Spacy Transformation Connector

Valid from Datafari 5.1

The spacy transformation connector allows using spacy models exposed through a web API using fastapi to be used to extract entities and add them to the documents metadata.

Lets take an example to use as a guideline throughout this documentation: we want to automatically extract person names from the documents we are indexing and add this information to the index. This requires the setup of a spacy web service with a model able to extract this information, the configuration of a job with the necessary transformation connector to call the web service, a dedicated field in Solr to store the information.

1. Setting up the fastapi server with spacy model

A dedicated server dedicated to running spacy and the fastapi interface is advised as most NER models require several gigabytes of memory to run smoothly. Each model has its own requirements and limitations so it is advised to test the model you plan on using before hand to check its requirements. And then make sure that the server you plan on running the NER model on can handle that.

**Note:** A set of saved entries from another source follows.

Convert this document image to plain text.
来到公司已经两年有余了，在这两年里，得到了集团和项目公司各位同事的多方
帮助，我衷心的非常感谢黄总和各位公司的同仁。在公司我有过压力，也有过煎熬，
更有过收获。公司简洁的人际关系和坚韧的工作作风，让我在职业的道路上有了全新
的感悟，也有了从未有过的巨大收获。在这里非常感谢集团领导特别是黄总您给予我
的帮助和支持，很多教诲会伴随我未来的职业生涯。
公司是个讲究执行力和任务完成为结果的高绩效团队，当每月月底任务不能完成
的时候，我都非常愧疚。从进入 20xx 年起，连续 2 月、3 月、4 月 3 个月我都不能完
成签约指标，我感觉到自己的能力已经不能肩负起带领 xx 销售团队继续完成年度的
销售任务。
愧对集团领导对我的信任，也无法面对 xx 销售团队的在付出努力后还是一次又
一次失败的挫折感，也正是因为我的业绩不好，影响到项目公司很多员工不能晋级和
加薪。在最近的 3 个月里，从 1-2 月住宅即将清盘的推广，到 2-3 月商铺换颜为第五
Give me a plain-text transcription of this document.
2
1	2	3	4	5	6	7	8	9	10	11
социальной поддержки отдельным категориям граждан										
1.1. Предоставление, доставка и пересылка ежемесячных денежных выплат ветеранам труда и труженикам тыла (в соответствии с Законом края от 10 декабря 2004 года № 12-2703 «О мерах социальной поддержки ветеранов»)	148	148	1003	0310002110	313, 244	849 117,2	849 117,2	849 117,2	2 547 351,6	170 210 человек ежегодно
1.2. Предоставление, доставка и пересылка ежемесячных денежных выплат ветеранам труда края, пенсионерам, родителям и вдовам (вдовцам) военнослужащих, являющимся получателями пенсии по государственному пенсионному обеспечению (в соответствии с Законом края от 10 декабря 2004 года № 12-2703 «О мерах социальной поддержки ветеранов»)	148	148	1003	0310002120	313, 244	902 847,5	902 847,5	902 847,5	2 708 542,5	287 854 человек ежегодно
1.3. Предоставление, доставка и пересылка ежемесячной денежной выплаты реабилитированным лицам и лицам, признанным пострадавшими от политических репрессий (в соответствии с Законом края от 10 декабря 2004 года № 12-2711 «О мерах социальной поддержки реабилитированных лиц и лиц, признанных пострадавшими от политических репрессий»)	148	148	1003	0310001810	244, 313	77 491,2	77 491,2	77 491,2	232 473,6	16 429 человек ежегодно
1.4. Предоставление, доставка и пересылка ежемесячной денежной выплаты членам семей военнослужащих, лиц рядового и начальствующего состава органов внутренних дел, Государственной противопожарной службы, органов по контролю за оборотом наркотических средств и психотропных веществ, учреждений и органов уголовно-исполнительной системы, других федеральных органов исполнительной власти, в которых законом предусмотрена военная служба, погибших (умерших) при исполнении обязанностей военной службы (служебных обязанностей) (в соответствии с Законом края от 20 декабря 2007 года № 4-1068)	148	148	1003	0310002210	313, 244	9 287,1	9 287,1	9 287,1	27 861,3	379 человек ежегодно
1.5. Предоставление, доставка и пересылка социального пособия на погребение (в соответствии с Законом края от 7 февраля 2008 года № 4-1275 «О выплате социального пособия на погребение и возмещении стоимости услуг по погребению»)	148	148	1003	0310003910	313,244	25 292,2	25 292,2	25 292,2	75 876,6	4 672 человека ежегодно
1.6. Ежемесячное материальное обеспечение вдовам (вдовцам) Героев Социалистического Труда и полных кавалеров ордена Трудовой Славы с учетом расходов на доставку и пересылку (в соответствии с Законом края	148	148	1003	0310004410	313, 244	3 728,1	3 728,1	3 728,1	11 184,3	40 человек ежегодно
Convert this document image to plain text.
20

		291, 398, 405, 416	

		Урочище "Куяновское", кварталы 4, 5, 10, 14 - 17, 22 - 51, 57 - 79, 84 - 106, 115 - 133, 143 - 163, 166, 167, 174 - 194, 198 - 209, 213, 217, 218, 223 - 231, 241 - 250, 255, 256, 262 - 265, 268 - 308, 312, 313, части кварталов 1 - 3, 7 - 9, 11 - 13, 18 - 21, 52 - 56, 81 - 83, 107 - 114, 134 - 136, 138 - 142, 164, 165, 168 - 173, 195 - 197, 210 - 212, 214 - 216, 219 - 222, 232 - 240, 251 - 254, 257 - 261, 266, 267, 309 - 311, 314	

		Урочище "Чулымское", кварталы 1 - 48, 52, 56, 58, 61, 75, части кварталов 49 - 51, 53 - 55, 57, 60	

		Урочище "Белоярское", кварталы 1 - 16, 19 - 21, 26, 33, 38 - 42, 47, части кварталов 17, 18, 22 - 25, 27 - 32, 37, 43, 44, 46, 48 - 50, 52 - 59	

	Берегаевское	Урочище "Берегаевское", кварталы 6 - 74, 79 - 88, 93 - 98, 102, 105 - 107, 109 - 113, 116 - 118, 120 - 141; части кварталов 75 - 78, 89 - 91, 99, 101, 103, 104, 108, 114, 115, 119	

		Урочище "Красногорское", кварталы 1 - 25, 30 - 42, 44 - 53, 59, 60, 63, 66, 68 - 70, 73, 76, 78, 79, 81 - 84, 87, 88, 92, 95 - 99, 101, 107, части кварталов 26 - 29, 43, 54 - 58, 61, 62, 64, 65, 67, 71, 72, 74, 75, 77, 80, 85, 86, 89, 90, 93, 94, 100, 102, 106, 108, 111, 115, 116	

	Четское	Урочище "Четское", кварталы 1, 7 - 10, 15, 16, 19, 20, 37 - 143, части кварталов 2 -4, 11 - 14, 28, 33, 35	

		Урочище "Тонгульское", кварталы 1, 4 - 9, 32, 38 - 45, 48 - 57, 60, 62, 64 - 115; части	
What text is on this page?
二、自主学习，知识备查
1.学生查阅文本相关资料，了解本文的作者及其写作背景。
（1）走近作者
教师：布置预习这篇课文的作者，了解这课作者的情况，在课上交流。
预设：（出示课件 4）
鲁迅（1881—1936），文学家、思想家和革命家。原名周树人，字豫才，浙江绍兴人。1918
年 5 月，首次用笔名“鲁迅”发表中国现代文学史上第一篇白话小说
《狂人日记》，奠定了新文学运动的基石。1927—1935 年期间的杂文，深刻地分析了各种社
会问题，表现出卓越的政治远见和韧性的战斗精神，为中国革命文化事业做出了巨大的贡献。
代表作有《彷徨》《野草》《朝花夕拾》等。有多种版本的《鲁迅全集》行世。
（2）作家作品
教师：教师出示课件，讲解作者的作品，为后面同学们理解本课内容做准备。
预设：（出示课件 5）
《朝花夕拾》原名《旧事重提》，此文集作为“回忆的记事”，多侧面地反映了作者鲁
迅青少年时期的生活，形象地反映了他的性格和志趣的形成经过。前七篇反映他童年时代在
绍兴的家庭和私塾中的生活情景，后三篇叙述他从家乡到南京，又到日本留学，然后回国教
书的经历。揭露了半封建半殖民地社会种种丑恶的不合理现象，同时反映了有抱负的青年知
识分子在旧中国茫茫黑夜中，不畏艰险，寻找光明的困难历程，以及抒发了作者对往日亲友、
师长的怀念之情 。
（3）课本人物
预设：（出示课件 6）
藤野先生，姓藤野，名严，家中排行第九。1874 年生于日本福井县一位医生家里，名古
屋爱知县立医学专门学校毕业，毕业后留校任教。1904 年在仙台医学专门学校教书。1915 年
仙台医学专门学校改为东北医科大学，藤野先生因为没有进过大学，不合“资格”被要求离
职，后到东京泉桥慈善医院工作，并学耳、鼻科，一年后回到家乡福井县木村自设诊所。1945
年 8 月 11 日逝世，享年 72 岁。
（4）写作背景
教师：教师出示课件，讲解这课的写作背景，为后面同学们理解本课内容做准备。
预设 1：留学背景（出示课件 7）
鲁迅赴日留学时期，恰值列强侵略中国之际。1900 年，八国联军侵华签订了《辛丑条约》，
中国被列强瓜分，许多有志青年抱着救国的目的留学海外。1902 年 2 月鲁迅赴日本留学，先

You can find information on how to deploy a fastapi webservice hosting some spacy models here: https://datafari.atlassian.net/wiki/spaces/DATAFARI/pages/2657517573

If you want to develop your own web-service for entity extraction, note that this connector expect your endpoints to work in a specific way. If you need more details about his, ask us the question by posting an issue on our gitlab: https://gitlab.datafari.com/

2. Using the Transformation Connector

Now that the spacy web service is running, we need to configure a job with a transformation connector to call this service.

2.1 Create a job

  • Using Datafari’s admin interface create a job for the source you want to extract entities on WITHOUT checking the box to start the job immediately

2.2 Defining a new transformation connector

  • In the MCF administration interface, go to the output → list transformation connections menu entry

  • Click on the Add a new transformation connection button at the bottom

  • Name the connector and click on the type tab

  • Choose datafari spacy fastapi connector and click continue

  • Then go to the Spacy Fastapi tab and fill in the address of your spacy fastapi server

  • Finally click save, if your fastapi server is running and accessible you should see a connection working statement on the next screen

2.3 Add the connector to the job

  • Go to your jobs list and select edit on the job you want to add entity extraction on

  • In the connection tab, on the bottom row stating “Transformation” with a select dropdown, select the transformation connector you just created

  • Then click Insert transformation before on the output line right above

  • You should end up with this

  • Click on the Spacy Fastapi tab at the top and fill in the required information:

  • Name of the model: If a specific model name should be included in the query with the endpoint you are using, precise it here. Can be left blank if no model must be provided.

  • Endpoint: The endpoint on the entity extraction web service that you want your request to be sent to. Defaults to /process/ if none is provided. We recommend using /split_detect_and_process/ to avoid running into OOM for large documents, and to benefit from automatic language detection to pick the appropriate model. SpaCy will analyze files content and identify named entities. See an example blow for /split_detect_and_process/.

Example of text in document:

"My work at France Labs brought me to London."

Produced JSON :

{
"result": {
"ents": [
{
"text": "France Labs",
"label": "ORG",
"start": 11,
"end": 22
},
{
"text": "London",
"label": "GPE",
"start": 37,
"end": 43
}
],
"lang": "en"
}
}

  • Prefix: The prefix you want to use for the metadata that will be added to the document for the entities. It is strongly recommended to set one. Metadata will be named [prefix][entity_label]. No defaults so you have to set one. For example entity_.

You need to create the dynamic field in Solr prior to launch the job

3. Store the information in solr

For the entities to be stored in solr, you will need to create fields with the same name as the metadata created in MCF containing your entities. If you configured a prefix for your metadata, you can use one dynamic field in Solr to catch all the entities at once.

The field must have the following properties:

  • Be multivalued

  • Store strings unaltered as those are entities

We recommend that values are stored and indexed.

In our case, we want to store information about the detected persons names. To do so, we create a field entities_PER with the above parameters so that this entity type is stored into Solr (if you want to keep all entity types, you can create a dynamic field entities_*).